The company confirmed a New York Times report that employees were given a sneak peek of new products it has been building, including ChatGPT-like chatbots planned for Messenger and WhatsApp that could converse using different personas.
The all-hands meeting, which took place at the company’s headquarters in Menlo Park and was streamed to its global offices, included commentary from the chief technology officer, Andrew Bosworth, chief product officer, Chris Cox, and founder and chief executive, Mark Zuckerberg. Meta also revealed a new Instagram feature that could modify user photos via text prompts and another that could create emoji stickers for messaging services, according to a summary of the session provided to Reuters by a company spokesperson.
The announcements come after a difficult few years for Meta, which in recent months has laid off tens of thousands of workers and saw $80bn wiped from its value overnight in 2022 after a disappointing earnings report. The company has struggled with an identity crisis after changing its name from Facebook to Meta and throwing all of its weight behind an ambitious plan to pivot its core business from social media to the metaverse – its virtual reality project.
While Meta has continued to struggle, devoting more than $10bn a year to develop the metaverse, its competitors including Google, Microsoft and Snapchat have garnered a flurry of investor attention after announcing launches of generative AI products – leaving the company to play catch-up.
Meta has yet to roll out any consumer-facing generative AI products, although it announced last month that it was working with a small group of advertisers to test tools that use AI to generate image backgrounds and variations of written copy for its ad campaigns.
“It’s difficult to see Meta’s predicament as anything other than a desperate scramble to catch up with its rivals on a number of fronts,” said Paul Barrett, the deputy director of New York University’s Stern Center for Business and Human Rights.
The company has been reorganizing its AI divisions and spending heavily to whip its infrastructure into shape, after determining early last year that it lacked the hardware and software capacity to support its AI product needs.
Zuckerberg told employees at the session on Thursday that advancements in generative AI in the last year had now made it possible for the company to build the technology “into every single one of our products”.
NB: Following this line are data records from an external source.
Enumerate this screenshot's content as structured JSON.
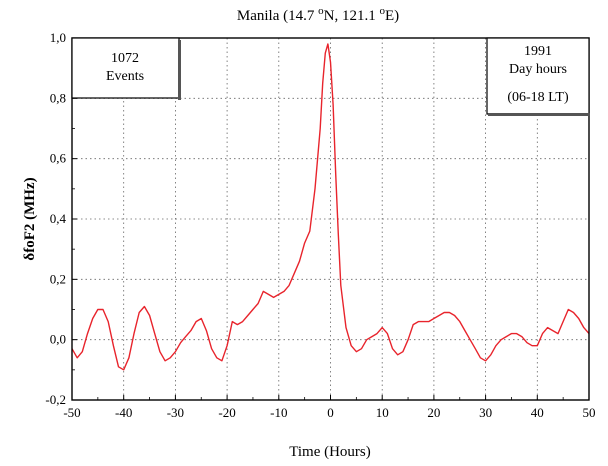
{
  "chart_data": {
    "type": "line",
    "title_prefix": "Manila (14.7 ",
    "title_mid": "N, 121.1 ",
    "title_suffix": "E)",
    "degree_sup": "o",
    "xlabel": "Time (Hours)",
    "ylabel": "δfoF2 (MHz)",
    "xlim": [
      -50,
      50
    ],
    "ylim": [
      -0.2,
      1.0
    ],
    "x_ticks": [
      "-50",
      "-40",
      "-30",
      "-20",
      "-10",
      "0",
      "10",
      "20",
      "30",
      "40",
      "50"
    ],
    "y_ticks": [
      "-0,2",
      "0,0",
      "0,2",
      "0,4",
      "0,6",
      "0,8",
      "1,0"
    ],
    "grid": true,
    "line_color": "#e8242c",
    "annotations": {
      "left": [
        "1072",
        "Events"
      ],
      "right": [
        "1991",
        "Day hours",
        "(06-18 LT)"
      ]
    },
    "series": [
      {
        "x": [
          -50,
          -49,
          -48,
          -47,
          -46,
          -45,
          -44,
          -43,
          -42,
          -41,
          -40,
          -39,
          -38,
          -37,
          -36,
          -35,
          -34,
          -33,
          -32,
          -31,
          -30,
          -29,
          -28,
          -27,
          -26,
          -25,
          -24,
          -23,
          -22,
          -21,
          -20,
          -19,
          -18,
          -17,
          -16,
          -15,
          -14,
          -13,
          -12,
          -11,
          -10,
          -9,
          -8,
          -7,
          -6,
          -5,
          -4,
          -3,
          -2,
          -1.5,
          -1,
          -0.5,
          0,
          0.5,
          1,
          1.5,
          2,
          3,
          4,
          5,
          6,
          7,
          8,
          9,
          10,
          11,
          12,
          13,
          14,
          15,
          16,
          17,
          18,
          19,
          20,
          21,
          22,
          23,
          24,
          25,
          26,
          27,
          28,
          29,
          30,
          31,
          32,
          33,
          34,
          35,
          36,
          37,
          38,
          39,
          40,
          41,
          42,
          43,
          44,
          45,
          46,
          47,
          48,
          49,
          50
        ],
        "y": [
          -0.03,
          -0.06,
          -0.04,
          0.02,
          0.07,
          0.1,
          0.1,
          0.06,
          -0.02,
          -0.09,
          -0.1,
          -0.06,
          0.02,
          0.09,
          0.11,
          0.08,
          0.02,
          -0.04,
          -0.07,
          -0.06,
          -0.04,
          -0.01,
          0.01,
          0.03,
          0.06,
          0.07,
          0.03,
          -0.03,
          -0.06,
          -0.07,
          -0.02,
          0.06,
          0.05,
          0.06,
          0.08,
          0.1,
          0.12,
          0.16,
          0.15,
          0.14,
          0.15,
          0.16,
          0.18,
          0.22,
          0.26,
          0.32,
          0.36,
          0.5,
          0.7,
          0.85,
          0.95,
          0.98,
          0.92,
          0.78,
          0.55,
          0.35,
          0.18,
          0.04,
          -0.02,
          -0.04,
          -0.03,
          0.0,
          0.01,
          0.02,
          0.04,
          0.02,
          -0.03,
          -0.05,
          -0.04,
          0.0,
          0.05,
          0.06,
          0.06,
          0.06,
          0.07,
          0.08,
          0.09,
          0.09,
          0.08,
          0.06,
          0.03,
          0.0,
          -0.03,
          -0.06,
          -0.07,
          -0.05,
          -0.02,
          0.0,
          0.01,
          0.02,
          0.02,
          0.01,
          -0.01,
          -0.02,
          -0.02,
          0.02,
          0.04,
          0.03,
          0.02,
          0.06,
          0.1,
          0.09,
          0.07,
          0.04,
          0.02
        ]
      }
    ]
  }
}
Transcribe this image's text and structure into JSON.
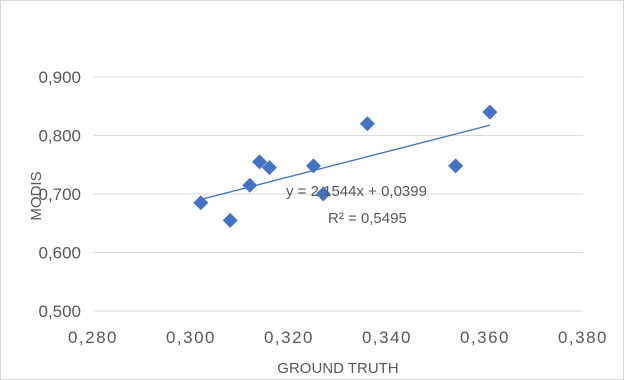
{
  "chart_data": {
    "type": "scatter",
    "title": "",
    "xlabel": "GROUND TRUTH",
    "ylabel": "MODIS",
    "xlim": [
      0.28,
      0.38
    ],
    "ylim": [
      0.5,
      0.9
    ],
    "x_ticks": [
      "0,280",
      "0,300",
      "0,320",
      "0,340",
      "0,360",
      "0,380"
    ],
    "y_ticks": [
      "0,500",
      "0,600",
      "0,700",
      "0,800",
      "0,900"
    ],
    "grid": "horizontal",
    "series": [
      {
        "x": [
          0.302,
          0.308,
          0.312,
          0.314,
          0.316,
          0.325,
          0.327,
          0.336,
          0.354,
          0.361
        ],
        "y": [
          0.685,
          0.655,
          0.715,
          0.755,
          0.745,
          0.748,
          0.7,
          0.82,
          0.748,
          0.84
        ],
        "marker": "diamond",
        "color": "#4472c4"
      }
    ],
    "trendline": {
      "type": "linear",
      "slope": 2.1544,
      "intercept": 0.0399,
      "x_range": [
        0.302,
        0.361
      ],
      "equation_label": "y = 2,1544x + 0,0399",
      "r2_label": "R² = 0,5495",
      "color": "#4472c4"
    }
  }
}
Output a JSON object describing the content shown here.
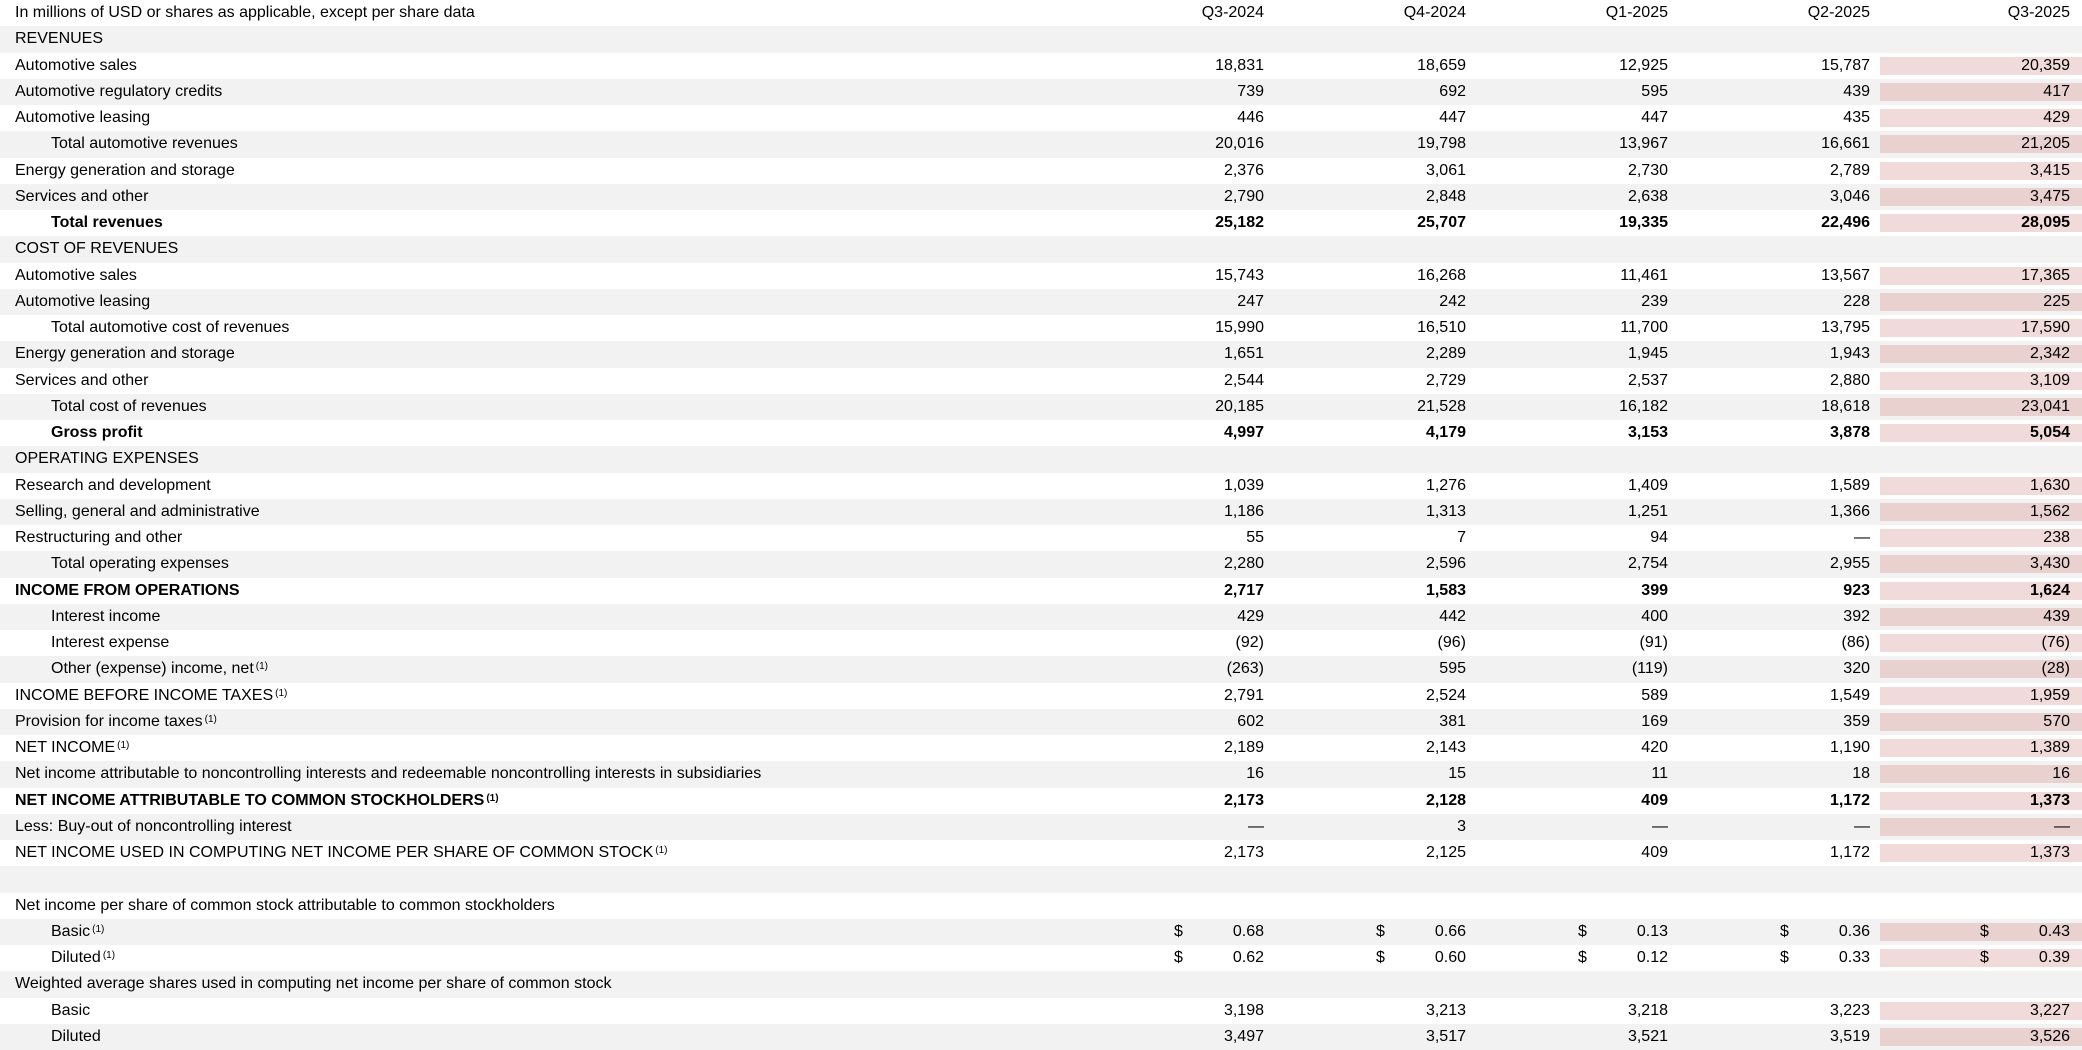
{
  "table": {
    "currency_symbol": "$",
    "highlight_color": "#f1dbda",
    "stripe_color": "#f2f2f2",
    "header": {
      "label": "In millions of USD or shares as applicable, except per share data",
      "columns": [
        "Q3-2024",
        "Q4-2024",
        "Q1-2025",
        "Q2-2025",
        "Q3-2025"
      ]
    },
    "rows": [
      {
        "label": "REVENUES",
        "section": true
      },
      {
        "label": "Automotive sales",
        "values": [
          "18,831",
          "18,659",
          "12,925",
          "15,787",
          "20,359"
        ]
      },
      {
        "label": "Automotive regulatory credits",
        "values": [
          "739",
          "692",
          "595",
          "439",
          "417"
        ]
      },
      {
        "label": "Automotive leasing",
        "values": [
          "446",
          "447",
          "447",
          "435",
          "429"
        ]
      },
      {
        "label": "Total automotive revenues",
        "indent": 1,
        "values": [
          "20,016",
          "19,798",
          "13,967",
          "16,661",
          "21,205"
        ]
      },
      {
        "label": "Energy generation and storage",
        "values": [
          "2,376",
          "3,061",
          "2,730",
          "2,789",
          "3,415"
        ]
      },
      {
        "label": "Services and other",
        "values": [
          "2,790",
          "2,848",
          "2,638",
          "3,046",
          "3,475"
        ]
      },
      {
        "label": "Total revenues",
        "indent": 1,
        "bold": true,
        "values": [
          "25,182",
          "25,707",
          "19,335",
          "22,496",
          "28,095"
        ]
      },
      {
        "label": "COST OF REVENUES",
        "section": true
      },
      {
        "label": "Automotive sales",
        "values": [
          "15,743",
          "16,268",
          "11,461",
          "13,567",
          "17,365"
        ]
      },
      {
        "label": "Automotive leasing",
        "values": [
          "247",
          "242",
          "239",
          "228",
          "225"
        ]
      },
      {
        "label": "Total automotive cost of revenues",
        "indent": 1,
        "values": [
          "15,990",
          "16,510",
          "11,700",
          "13,795",
          "17,590"
        ]
      },
      {
        "label": "Energy generation and storage",
        "values": [
          "1,651",
          "2,289",
          "1,945",
          "1,943",
          "2,342"
        ]
      },
      {
        "label": "Services and other",
        "values": [
          "2,544",
          "2,729",
          "2,537",
          "2,880",
          "3,109"
        ]
      },
      {
        "label": "Total cost of revenues",
        "indent": 1,
        "values": [
          "20,185",
          "21,528",
          "16,182",
          "18,618",
          "23,041"
        ]
      },
      {
        "label": "Gross profit",
        "indent": 1,
        "bold": true,
        "values": [
          "4,997",
          "4,179",
          "3,153",
          "3,878",
          "5,054"
        ]
      },
      {
        "label": "OPERATING EXPENSES",
        "section": true
      },
      {
        "label": "Research and development",
        "values": [
          "1,039",
          "1,276",
          "1,409",
          "1,589",
          "1,630"
        ]
      },
      {
        "label": "Selling, general and administrative",
        "values": [
          "1,186",
          "1,313",
          "1,251",
          "1,366",
          "1,562"
        ]
      },
      {
        "label": "Restructuring and other",
        "values": [
          "55",
          "7",
          "94",
          "—",
          "238"
        ]
      },
      {
        "label": "Total operating expenses",
        "indent": 1,
        "values": [
          "2,280",
          "2,596",
          "2,754",
          "2,955",
          "3,430"
        ]
      },
      {
        "label": "INCOME FROM OPERATIONS",
        "bold": true,
        "values": [
          "2,717",
          "1,583",
          "399",
          "923",
          "1,624"
        ]
      },
      {
        "label": "Interest income",
        "indent": 1,
        "values": [
          "429",
          "442",
          "400",
          "392",
          "439"
        ]
      },
      {
        "label": "Interest expense",
        "indent": 1,
        "values": [
          "(92)",
          "(96)",
          "(91)",
          "(86)",
          "(76)"
        ]
      },
      {
        "label": "Other (expense) income, net",
        "indent": 1,
        "sup": "(1)",
        "values": [
          "(263)",
          "595",
          "(119)",
          "320",
          "(28)"
        ]
      },
      {
        "label": "INCOME BEFORE INCOME TAXES",
        "sup": "(1)",
        "values": [
          "2,791",
          "2,524",
          "589",
          "1,549",
          "1,959"
        ]
      },
      {
        "label": "Provision for income taxes",
        "sup": "(1)",
        "values": [
          "602",
          "381",
          "169",
          "359",
          "570"
        ]
      },
      {
        "label": "NET INCOME",
        "sup": "(1)",
        "values": [
          "2,189",
          "2,143",
          "420",
          "1,190",
          "1,389"
        ]
      },
      {
        "label": "Net income attributable to noncontrolling interests and redeemable noncontrolling interests in subsidiaries",
        "values": [
          "16",
          "15",
          "11",
          "18",
          "16"
        ]
      },
      {
        "label": "NET INCOME ATTRIBUTABLE TO COMMON STOCKHOLDERS",
        "sup": "(1)",
        "bold": true,
        "values": [
          "2,173",
          "2,128",
          "409",
          "1,172",
          "1,373"
        ]
      },
      {
        "label": "Less: Buy-out of noncontrolling interest",
        "values": [
          "—",
          "3",
          "—",
          "—",
          "—"
        ]
      },
      {
        "label": "NET INCOME USED IN COMPUTING NET INCOME PER SHARE OF COMMON STOCK",
        "sup": "(1)",
        "values": [
          "2,173",
          "2,125",
          "409",
          "1,172",
          "1,373"
        ]
      },
      {
        "blank": true
      },
      {
        "label": "Net income per share of common stock attributable to common stockholders"
      },
      {
        "label": "Basic",
        "indent": 1,
        "sup": "(1)",
        "currency": true,
        "values": [
          "0.68",
          "0.66",
          "0.13",
          "0.36",
          "0.43"
        ]
      },
      {
        "label": "Diluted",
        "indent": 1,
        "sup": "(1)",
        "currency": true,
        "values": [
          "0.62",
          "0.60",
          "0.12",
          "0.33",
          "0.39"
        ]
      },
      {
        "label": "Weighted average shares used in computing net income per share of common stock"
      },
      {
        "label": "Basic",
        "indent": 1,
        "values": [
          "3,198",
          "3,213",
          "3,218",
          "3,223",
          "3,227"
        ]
      },
      {
        "label": "Diluted",
        "indent": 1,
        "values": [
          "3,497",
          "3,517",
          "3,521",
          "3,519",
          "3,526"
        ]
      }
    ]
  }
}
In addition to the consumer-facing tools, executives at the meeting also announced a productivity assistant for employees called Metamate that could answer queries and perform tasks based on information gleaned from internal company systems.
Many of the tools being developed by Meta will be built around open-source models, which allow users to build their own artificial intelligence-powered chatbots and other technology – a decision critics and competitors have criticized as opening up the tools to be used to spread misinformation and hate speech at a larger scale.
“For better or worse, many people who want access to Facebook’s data have malicious intent,” said Ari Lightman, a professor of digital media at Carnegie Mellon University’s Heinz College. “We need policies, procedures and protocols on board so we’re not rushing into something that might be deleterious for society in the future.”
According to the New York Times report on Thursday’s meeting, Zuckerberg addressed concerns about Meta’s open-source approach to AI, saying that “democratizing access to this has a bunch of value”. He reportedly stated that he hoped in the future users could build AI programs on their own without relying on framework from a handful of large technology companies.
Despite the new focus on AI, the New York Times reported Zuckerberg stated the company would not be abandoning its plans for the metaverse, echoing past statements he has made that the technology could be used to expand the virtual world.
“We’ve been focusing on both AI and the metaverse for years now, and we will continue to focus on both,” Zuckerberg said on the tech firm’s latest quarterly earnings call.